AIDS Awareness Campaign -- Sean's Blog


Saturday, July 30, 2005

Djenne, Mali

As we headed into the interior of Mali, it seemed a bit daft to pass by the town of Djenne without paying it a visit. The town, a well-known and highly recommended World Heritage site, is located on a small island on the banks of the Niger River. While Djenne is best known for its imposing mud mosque, the largest in the world, which towers over the market, what I mainly remembered from the town following a brief visit nearly three years ago was the residential district. Narrow passageways linked flowing two story structures built entirely out of mud that seemed to be growing from the earth itself. Paths merged into walls while senseless alley ways suddenly opened into austere courtyards where children played in this bizarre mud labyrinth. Sharp angles had no home in this sinuous town that could just as easily have been shaped by divine floods as created by human hands. With only fond memories of Djenne, we crossed the river on a dilapidated ferry and rolled into town.

The persistent and unrelenting hustlers on the far side of the river, previously lacking throughout Mali, should have alerted us to the hassles to come. Before we even got into town, a group of youths were frantically chasing the car, frantically shouting about every possible sort of information we could have needed. In the span of seconds we were offered an endless variety of options that we had presumably come to the town to enjoy: hotels, drumming, historical guides, mud cloth making lessons, restaurants, art boutiques, donkey rides, meeting old men, holding babies, miniature bicycles made from coke cans, Rasta necklaces, you name it. All we had hoped to do was park the car in a tranquil area, stretch, relax and maybe later wander the backstreets a bit.

We pulled into Chez Baba, a backpackers lodge in the center of town. While the friendly owner was the only person in town who I encountered that understood the concept that relentless pestering does not often guarantee a sale, he did warn us that we should give in and pay a guide for services we neither needed nor desired. What we would really be purchasing was protection. The only other option was to be constantly harassed by this distasteful racket the young men of the town had created to extract money from tourists that had not yet paid their dues.
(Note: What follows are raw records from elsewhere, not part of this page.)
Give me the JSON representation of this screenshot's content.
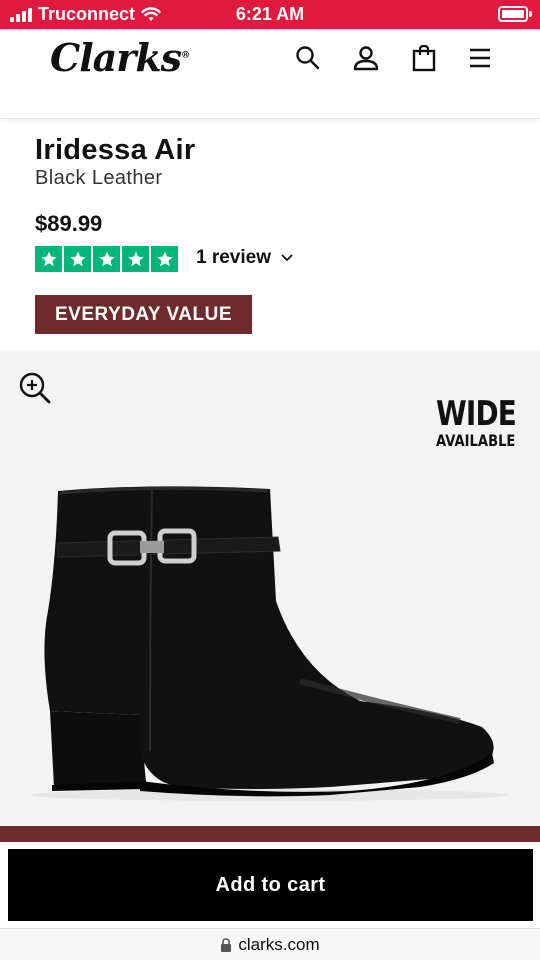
{
  "status_bar": {
    "carrier": "Truconnect",
    "time": "6:21 AM"
  },
  "header": {
    "logo": "Clarks",
    "icons": [
      "search-icon",
      "account-icon",
      "bag-icon",
      "menu-icon"
    ]
  },
  "product": {
    "name": "Iridessa Air",
    "variant": "Black Leather",
    "price": "$89.99",
    "rating_stars": 5,
    "reviews_label": "1 review",
    "badge": "EVERYDAY VALUE"
  },
  "image": {
    "wide_line1": "WIDE",
    "wide_line2": "AVAILABLE"
  },
  "cart": {
    "button_label": "Add to cart"
  },
  "browser": {
    "url": "clarks.com"
  },
  "colors": {
    "status_red": "#e0193f",
    "trustpilot_green": "#00b67a",
    "maroon": "#6e2b2b"
  }
}
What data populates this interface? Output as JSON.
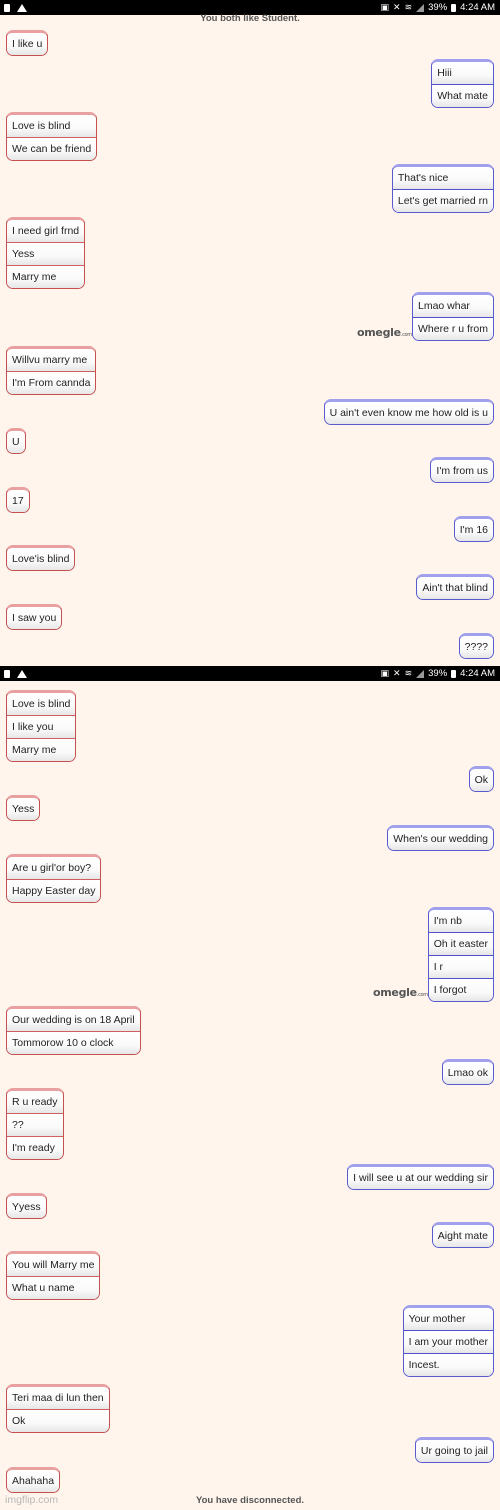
{
  "status_bar": {
    "left_icons": [
      "document-icon",
      "warning-icon"
    ],
    "right_icons": [
      "sim-icon",
      "mute-icon",
      "wifi-icon",
      "signal-icon"
    ],
    "battery": "39%",
    "time": "4:24 AM"
  },
  "system_messages": {
    "common_interest": "You both like Student.",
    "disconnected": "You have disconnected."
  },
  "logo": {
    "name": "omegle",
    "suffix": ".com"
  },
  "watermark": "imgflip.com",
  "colors": {
    "background": "#fff5ec",
    "stranger_border": "#c45050",
    "you_border": "#5a5ad0"
  },
  "screen1": {
    "messages": [
      {
        "sender": "stranger",
        "lines": [
          "I like u"
        ]
      },
      {
        "sender": "you",
        "lines": [
          "Hiii",
          "What mate"
        ]
      },
      {
        "sender": "stranger",
        "lines": [
          "Love is blind",
          "We can be friend"
        ]
      },
      {
        "sender": "you",
        "lines": [
          "That's nice",
          "Let's get married rn"
        ]
      },
      {
        "sender": "stranger",
        "lines": [
          "I need girl frnd",
          "Yess",
          "Marry me"
        ]
      },
      {
        "sender": "you",
        "lines": [
          "Lmao whar",
          "Where r u from"
        ]
      },
      {
        "sender": "stranger",
        "lines": [
          "Willvu marry me",
          "I'm From cannda"
        ]
      },
      {
        "sender": "you",
        "lines": [
          "U ain't even know me how old is u"
        ]
      },
      {
        "sender": "stranger",
        "lines": [
          "U"
        ]
      },
      {
        "sender": "you",
        "lines": [
          "I'm from us"
        ]
      },
      {
        "sender": "stranger",
        "lines": [
          "17"
        ]
      },
      {
        "sender": "you",
        "lines": [
          "I'm 16"
        ]
      },
      {
        "sender": "stranger",
        "lines": [
          "Love'is blind"
        ]
      },
      {
        "sender": "you",
        "lines": [
          "Ain't that blind"
        ]
      },
      {
        "sender": "stranger",
        "lines": [
          "I saw you"
        ]
      },
      {
        "sender": "you",
        "lines": [
          "????"
        ]
      }
    ]
  },
  "screen2": {
    "messages": [
      {
        "sender": "stranger",
        "lines": [
          "Love is blind",
          "I like you",
          "Marry me"
        ]
      },
      {
        "sender": "you",
        "lines": [
          "Ok"
        ]
      },
      {
        "sender": "stranger",
        "lines": [
          "Yess"
        ]
      },
      {
        "sender": "you",
        "lines": [
          "When's our wedding"
        ]
      },
      {
        "sender": "stranger",
        "lines": [
          "Are u girl'or boy?",
          "Happy Easter day"
        ]
      },
      {
        "sender": "you",
        "lines": [
          "I'm nb",
          "Oh it easter",
          "I r",
          "I forgot"
        ]
      },
      {
        "sender": "stranger",
        "lines": [
          "Our wedding is on 18 April",
          "Tommorow 10 o clock"
        ]
      },
      {
        "sender": "you",
        "lines": [
          "Lmao ok"
        ]
      },
      {
        "sender": "stranger",
        "lines": [
          "R u ready",
          "??",
          "I'm ready"
        ]
      },
      {
        "sender": "you",
        "lines": [
          "I will see u at our wedding sir"
        ]
      },
      {
        "sender": "stranger",
        "lines": [
          "Yyess"
        ]
      },
      {
        "sender": "you",
        "lines": [
          "Aight mate"
        ]
      },
      {
        "sender": "stranger",
        "lines": [
          "You will Marry me",
          "What u name"
        ]
      },
      {
        "sender": "you",
        "lines": [
          "Your mother",
          "I am your mother",
          "Incest."
        ]
      },
      {
        "sender": "stranger",
        "lines": [
          "Teri maa di lun then",
          "Ok"
        ]
      },
      {
        "sender": "you",
        "lines": [
          "Ur going to jail"
        ]
      },
      {
        "sender": "stranger",
        "lines": [
          "Ahahaha"
        ]
      }
    ]
  }
}
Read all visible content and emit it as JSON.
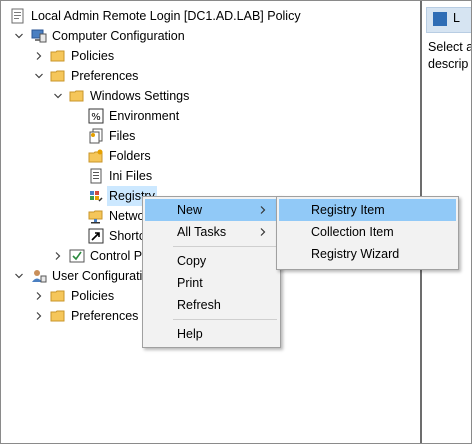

Not willing to encourage this scam, we sat in the veranda of Chez Baba until most of the youths left and then made a break away from the market and mosque where the guides generally gathered. This ploy worked and we were soon wandering the side streets of Djenne. As an additional protection against future harassment, we found a friendly young boy who was more than happy to walk around town with us for the conversation. Satisfied that we had not given in and had done our part in not encouraging the racket of guides, we were able to see much of the Djenne I remembered. However, while the town was beautiful and the people friendly, the constant threat of annoyance generated by tourism that lurked beyond the safety of our hotel kept us, sadly, from fully enjoying the splendours we had come to see. We wasted no time leaving Djenne the next morning, eager to rejoin the more authentic Mali that all of us missed.